Achievements of the Cayman captive industry
The Cayman Islands’ captive insurance industry has been resilient in meeting the challenges it has faced—not only over the past year, but since the Insurance Law was enacted in 1979. The Insurance Managers Association of Cayman (IMAC) is one of the main reasons why the domicile has been successful through its continuing efforts to ensure that the professionals involved in the industry work together in order to create a stronger captive domicile. The following is a list of some of the leading achievements of the industry:
• The annual Cayman Captive Forum, which is promoted, organised and operated entirely by IMAC. This is no small feat, considering that it is purely volunteers from the insurance management industry in the Cayman Islands who do virtually all of the organisation of the Forum, and only recently has a full-time employee been hired: William Forsythe, who has been employed as general manager.

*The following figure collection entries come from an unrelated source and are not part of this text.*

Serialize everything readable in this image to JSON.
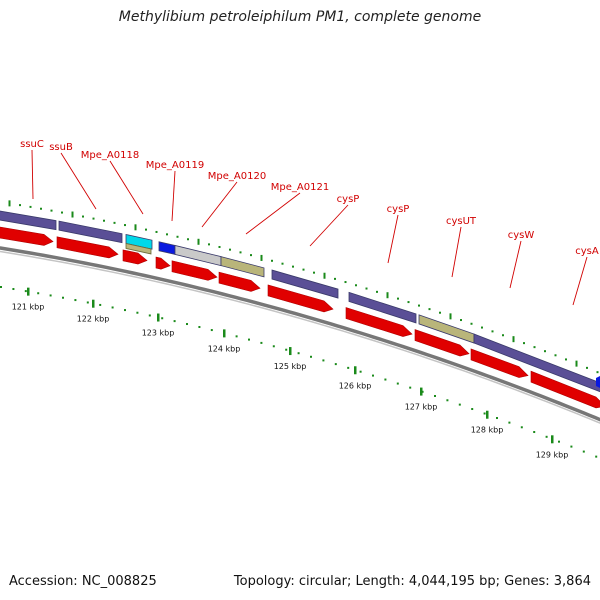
{
  "title": "Methylibium petroleiphilum PM1, complete genome",
  "footer": {
    "accession": "Accession: NC_008825",
    "stats": "Topology: circular; Length: 4,044,195 bp; Genes: 3,864"
  },
  "colors": {
    "cds": "#e00000",
    "cog_purple": "#5a4f96",
    "cog_khaki": "#b9b57a",
    "cog_cyan": "#00d8e8",
    "cog_blue": "#0a1ae0",
    "cog_gray": "#c9c9c9",
    "tick": "#1a8a1a",
    "label": "#d10000",
    "backbone": "#808080"
  },
  "gene_labels": [
    "ssuC",
    "ssuB",
    "Mpe_A0118",
    "Mpe_A0119",
    "Mpe_A0120",
    "Mpe_A0121",
    "cysP",
    "cysP",
    "cysUT",
    "cysW",
    "cysA"
  ],
  "kbp_labels": [
    "121 kbp",
    "122 kbp",
    "123 kbp",
    "124 kbp",
    "125 kbp",
    "126 kbp",
    "127 kbp",
    "128 kbp",
    "129 kbp"
  ]
}
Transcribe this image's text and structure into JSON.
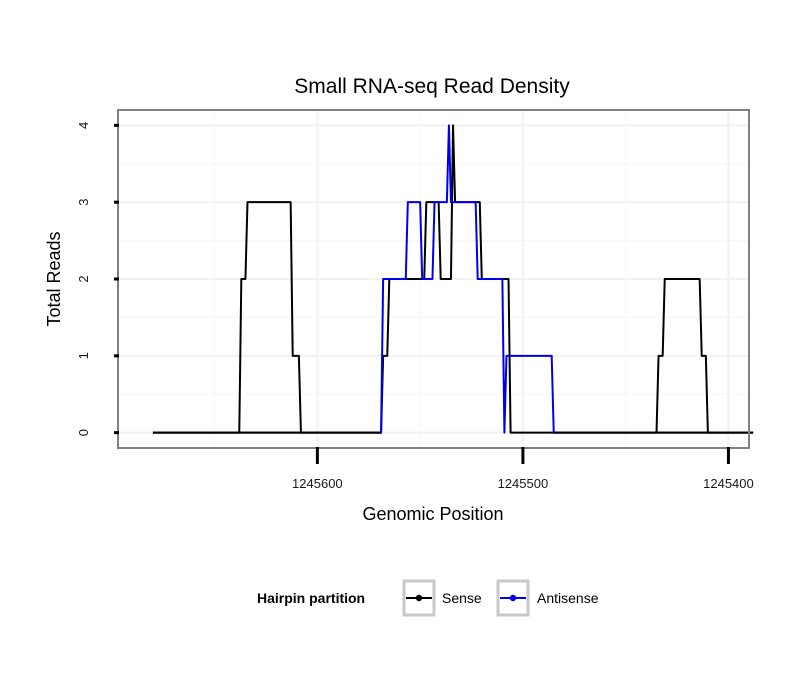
{
  "chart_data": {
    "type": "line",
    "title": "Small RNA-seq Read Density",
    "xlabel": "Genomic Position",
    "ylabel": "Total Reads",
    "xlim": [
      1245697,
      1245390
    ],
    "x_reversed": true,
    "ylim": [
      -0.2,
      4.2
    ],
    "xticks": [
      1245600,
      1245500,
      1245400
    ],
    "xtick_labels": [
      "1245600",
      "1245500",
      "1245400"
    ],
    "yticks": [
      0,
      1,
      2,
      3,
      4
    ],
    "ytick_labels": [
      "0",
      "1",
      "2",
      "3",
      "4"
    ],
    "grid": true,
    "legend_position": "bottom",
    "legend_title": "Hairpin partition",
    "series": [
      {
        "name": "Sense",
        "color": "#000000",
        "points": [
          [
            1245680,
            0
          ],
          [
            1245638,
            0
          ],
          [
            1245637,
            2
          ],
          [
            1245635,
            2
          ],
          [
            1245634,
            3
          ],
          [
            1245613,
            3
          ],
          [
            1245612,
            1
          ],
          [
            1245609,
            1
          ],
          [
            1245608,
            0
          ],
          [
            1245569,
            0
          ],
          [
            1245568,
            1
          ],
          [
            1245566,
            1
          ],
          [
            1245565,
            2
          ],
          [
            1245548,
            2
          ],
          [
            1245547,
            3
          ],
          [
            1245541,
            3
          ],
          [
            1245540,
            2
          ],
          [
            1245535,
            2
          ],
          [
            1245534,
            4
          ],
          [
            1245533,
            3
          ],
          [
            1245521,
            3
          ],
          [
            1245520,
            2
          ],
          [
            1245507,
            2
          ],
          [
            1245506,
            0
          ],
          [
            1245435,
            0
          ],
          [
            1245434,
            1
          ],
          [
            1245432,
            1
          ],
          [
            1245431,
            2
          ],
          [
            1245414,
            2
          ],
          [
            1245413,
            1
          ],
          [
            1245411,
            1
          ],
          [
            1245410,
            0
          ],
          [
            1245388,
            0
          ]
        ]
      },
      {
        "name": "Antisense",
        "color": "#0000ee",
        "points": [
          [
            1245680,
            0
          ],
          [
            1245569,
            0
          ],
          [
            1245568,
            2
          ],
          [
            1245557,
            2
          ],
          [
            1245556,
            3
          ],
          [
            1245550,
            3
          ],
          [
            1245549,
            2
          ],
          [
            1245544,
            2
          ],
          [
            1245543,
            3
          ],
          [
            1245537,
            3
          ],
          [
            1245536,
            4
          ],
          [
            1245535,
            3
          ],
          [
            1245523,
            3
          ],
          [
            1245522,
            2
          ],
          [
            1245510,
            2
          ],
          [
            1245509,
            0
          ],
          [
            1245508,
            1
          ],
          [
            1245486,
            1
          ],
          [
            1245485,
            0
          ],
          [
            1245388,
            0
          ]
        ]
      }
    ],
    "black_over_blue": [
      [
        [
          1245680,
          0
        ],
        [
          1245569,
          0
        ]
      ],
      [
        [
          1245485,
          0
        ],
        [
          1245388,
          0
        ]
      ]
    ]
  }
}
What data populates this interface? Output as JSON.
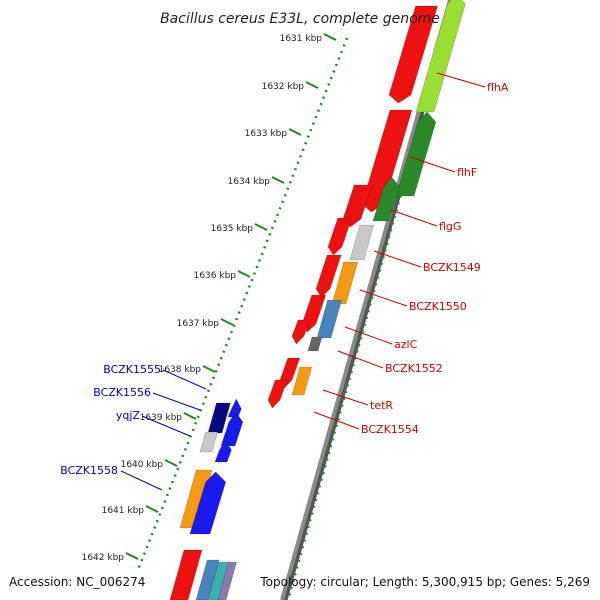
{
  "title": "Bacillus cereus E33L, complete genome",
  "footer": {
    "accession": "Accession: NC_006274",
    "summary": "Topology: circular; Length: 5,300,915 bp; Genes: 5,269"
  },
  "kbp_ticks": [
    "1631 kbp",
    "1632 kbp",
    "1633 kbp",
    "1634 kbp",
    "1635 kbp",
    "1636 kbp",
    "1637 kbp",
    "1638 kbp",
    "1639 kbp",
    "1640 kbp",
    "1641 kbp",
    "1642 kbp"
  ],
  "forward_labels": [
    "flhA",
    "flhF",
    "flgG",
    "BCZK1549",
    "BCZK1550",
    "azlC",
    "BCZK1552",
    "tetR",
    "BCZK1554"
  ],
  "reverse_labels": [
    "BCZK1555",
    "BCZK1556",
    "yqjZ",
    "BCZK1558"
  ],
  "colors": {
    "forward_strand": "#cc0000",
    "reverse_strand": "#0000bb",
    "cds_red": "#ee1111",
    "cds_blue": "#1a1aee",
    "dark_blue": "#0a0a80",
    "green": "#2a8a2a",
    "light_green": "#9add33",
    "grey": "#c8c8c8",
    "orange": "#f59a10",
    "steel_blue": "#4a82bc",
    "dark_grey": "#666666",
    "backbone": "#8a8a8a",
    "dots": "#1e8a1e"
  }
}
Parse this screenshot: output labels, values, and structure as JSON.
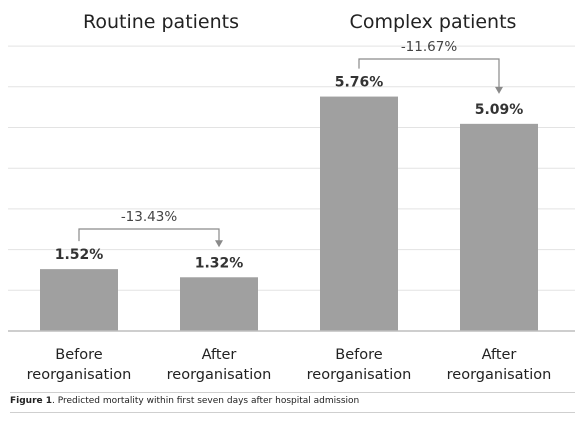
{
  "chart_data": {
    "type": "bar",
    "groups": [
      {
        "title": "Routine patients",
        "categories": [
          "Before reorganisation",
          "After reorganisation"
        ]
      },
      {
        "title": "Complex patients",
        "categories": [
          "Before reorganisation",
          "After reorganisation"
        ]
      }
    ],
    "categories": [
      [
        "Before",
        "reorganisation"
      ],
      [
        "After",
        "reorganisation"
      ],
      [
        "Before",
        "reorganisation"
      ],
      [
        "After",
        "reorganisation"
      ]
    ],
    "values": [
      1.52,
      1.32,
      5.76,
      5.09
    ],
    "value_labels": [
      "1.52%",
      "1.32%",
      "5.76%",
      "5.09%"
    ],
    "changes": [
      {
        "from": 0,
        "to": 1,
        "label": "-13.43%"
      },
      {
        "from": 2,
        "to": 3,
        "label": "-11.67%"
      }
    ],
    "ylim": [
      0,
      7.0
    ],
    "yunit": "%",
    "grid": true,
    "bar_color": "#a0a0a0",
    "title": "",
    "xlabel": "",
    "ylabel": ""
  },
  "caption": {
    "figure_label": "Figure 1",
    "text": ". Predicted mortality within first seven days after hospital admission"
  }
}
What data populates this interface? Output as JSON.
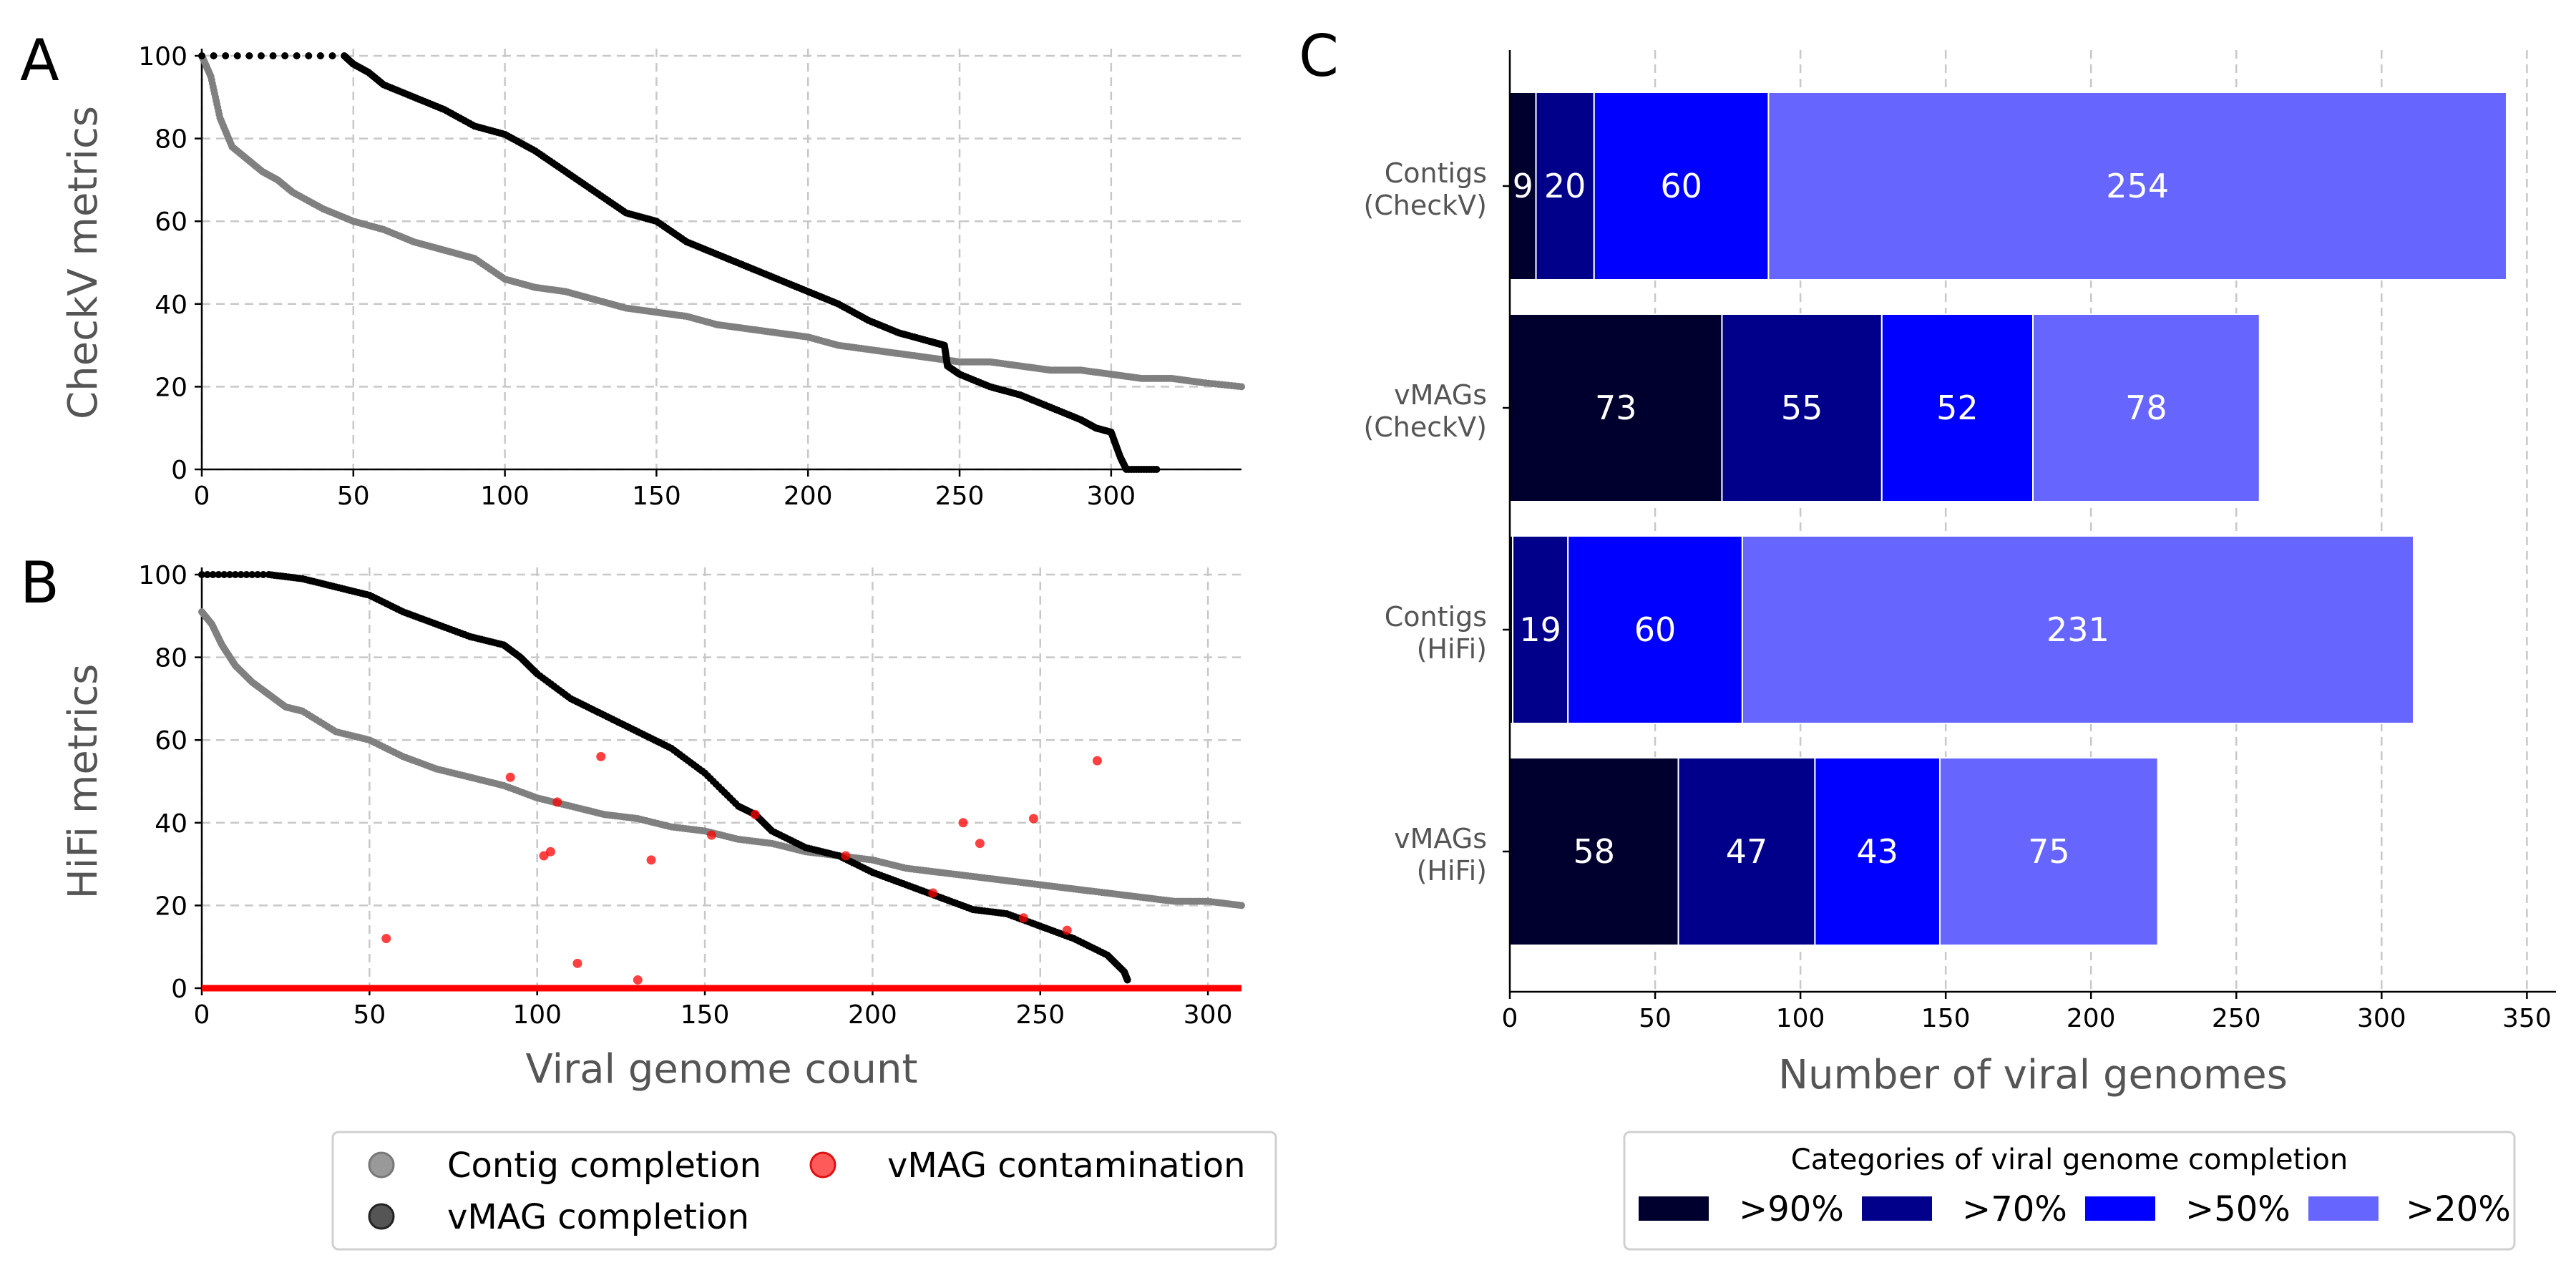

• A holistic marketing strategy to promote the Cayman Islands at such industry events as RIMS and ASHRM. The Cayman Islands Government’s Ministry of Finance is the main exhibitor at these conferences in North America; however, more than 30 IMAC members and local associate members usually attend to aid the promotion of the Cayman Islands as a leading captive domicile and truly work together on these public /private venues.
• An internally developed educational platform to help Caymanians and those new to the Island to understand our industry, which is smaller than some of the other financial services sectors in the Cayman Islands. • A functional private sector consultative approach between IMAC, the Cayman Islands Monetary Authority and the Cayman Islands Government on the implementation of new rules and regulations.
• The ability to raise more than $1.25 million for the IMAC Educational Scholarship Fund over the past 15 years, such that the Fund has been able to help many young Caymanians achieve their goal of higher education. For many, this is probably the most rewarding part of being involved in IMAC, especially when one hears the gratitude from the recipients of the Fund over the years.
Condolences to an industry veteran
In August 2009, the Cayman Islands captive industry was saddened to learn the news that Tom Clark had passed away after a long and courageous battle with cancer. Tom earned enormous respect throughout his life from colleagues, clients and consultants, many of whom became good friends. His intelligence, perception, creativity and sincerely respectful manner were only some of the many attributes that he was admired for, along with his sense of humour and sense of fairness. Tom served on the executive committee of IMAC, as its chairman for two years, and was a founding director of the IMAC Educational Scholarship Fund. Tom was a true gentleman who will be sadly missed by all who knew him.
Cayman is a leading captive domicile
With 779 captives as of September 30, 2009, the Cayman Islands continues to be the second-largest captive domicile in the world; and with 274 medical malpractice liability captives as of September 30, 2009, it continues to be the leading captive domicile for healthcare captives in the world. The Cayman Islands’ captive insurance industry is well positioned to continue to be a leading captive domicile, and those persons involved in our industry will work hard to keep it that way.